Pagi yang dingin di musim penghujan di kota Tangerang tak menyurutkan semangat pria tampan bernama Awan untuk bangun melaksanakan kewajiban nya sebagai seorang muslim. Ia bergegas mandi dan berganti pakaian untuk melaksanakan sholat subuh di masjid dekat kost nya. Langkah pelan namun pasti membelah jalanan yang masih sepi.

Bruk...

"Kalau jalan pakai mata dong, main tabrak aja ya lo!" Ucap seorang wanita yang berjalan sempoyongan.

"Astagfirullah, yang nabrak itu mbak bukan saya. Harusnya yang marah saya mbak."

"Karena elu di tengah jalan, makanya gue tabrak. Minggir!" Wanita tersebut membentak Awan dengan tangan kanan mendorong pelan tubuh tegap Awan. Tapi tak membuat bergeser sedikitpun dari tempatnya.

Awan menghela napas di serta gerakan telapak tangan yang mengusap dadanya. Aroma alkohol menyeruak di indra penciuman nya. Dari cara bicara dan berjalan wanita yang ada di hadapannya saat ini sedang mabuk.

Tanpa peduli dengan wanita yang ada di hadapannya Awan bergegas pergi menuju masjid. Rasanya percuma berdebat dengan orang yang sedang mabuk, begitulah pikiran Awan saat ini.

Begitupun dengan wanita yang menabrak Awan, ia segera menuju tempat yang ia tuju yaitu tempat kos putri yang berhadapan dengan kost Awan.

"Tara, buka! Gue di depan kamar kos elu nih. Gue ngga berani pulang takut di hajar bokap gue. Tara, buka!" Teriak Salma dari luar pintu kamar Tara.

Iya wanita yang di tabrak Awan tadi adalah Salma teman kerja Tara. Ia selalu pulang ke kost Tara saat mabuk berat karena takut di marahi kedua orang tuanya. Ini adalah hari minggu jadi tadi malam Salma menghabiskan waktu di club malam bersama temannya sampai mabuk.

Tara menghela napas panjang. Bukan ia tidak mendengar teriakan Salma. Tapi saat ini dia sedang doa pagi. Itu adalah rutinitas setiap hari yang di lakukan Tara. Di hadapan Bunda Maria dia melipat kedua tangan sambil berdoa meminta kekuatan kepada Tuhan agar segala urusannya di lancarkan setiap hari.

Salma yang sudah kehabisan tenaga akhirnya pasrah.

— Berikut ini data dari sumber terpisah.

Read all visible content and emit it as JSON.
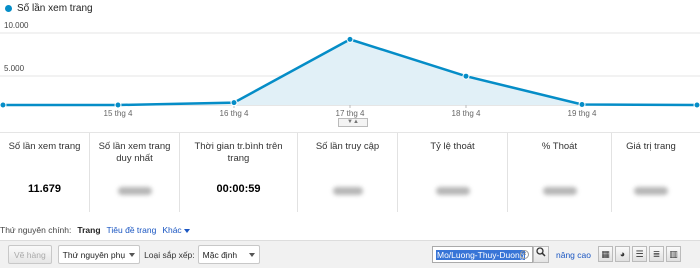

Ia mendudukkan tubuhnya di atas lantai keramik warna putih dengan tubuh bersender di tembok. Dengan perlahan matanya terpejam karena efek alkohol yang ia minum.

Tara sudah selesai doa paginya. Ia bangkit dari duduknya lalu berjalan keluar.

"Kebiasaan lo ya Salma. Ujung-ujungnya gue yang lo jadikan alasan. Pamit nya nginep di kost gue tahunya semalaman suntuk di club malam." Keluh Tara saat melihat Salma.

Salma membuka mata perlahan, lalu ia tersenyum menatap Tara.

"Ayo, masuk!" Ajak Tara.

"Sahabat gue baik banget sih," ucap Salma dengan susah payah bangun dari duduknya.

"Sana tidur! Gue mau belajar nasi uduk di depan komplek dulu."

Tanpa menjawab Salma membaringkan tubuhnya di kasur busa berukuran 120x200 yang ada di depan tv.

"Hem, ini nih kalau merana karena cinta. Mau sampai kapan lo kayak gini Salma. Udah gue nasihati dari awal kalau Darren itu pria brengsek. Lo nya aja yang di buta kan karena cinta. Makanya gue ngga percaya cinta bullshiit lah cinta itu." Tara berjalan meninggalkan Salma sendiri di dalam kost ia ingin membeli sarapan favoritnya yaitu nasi uduk.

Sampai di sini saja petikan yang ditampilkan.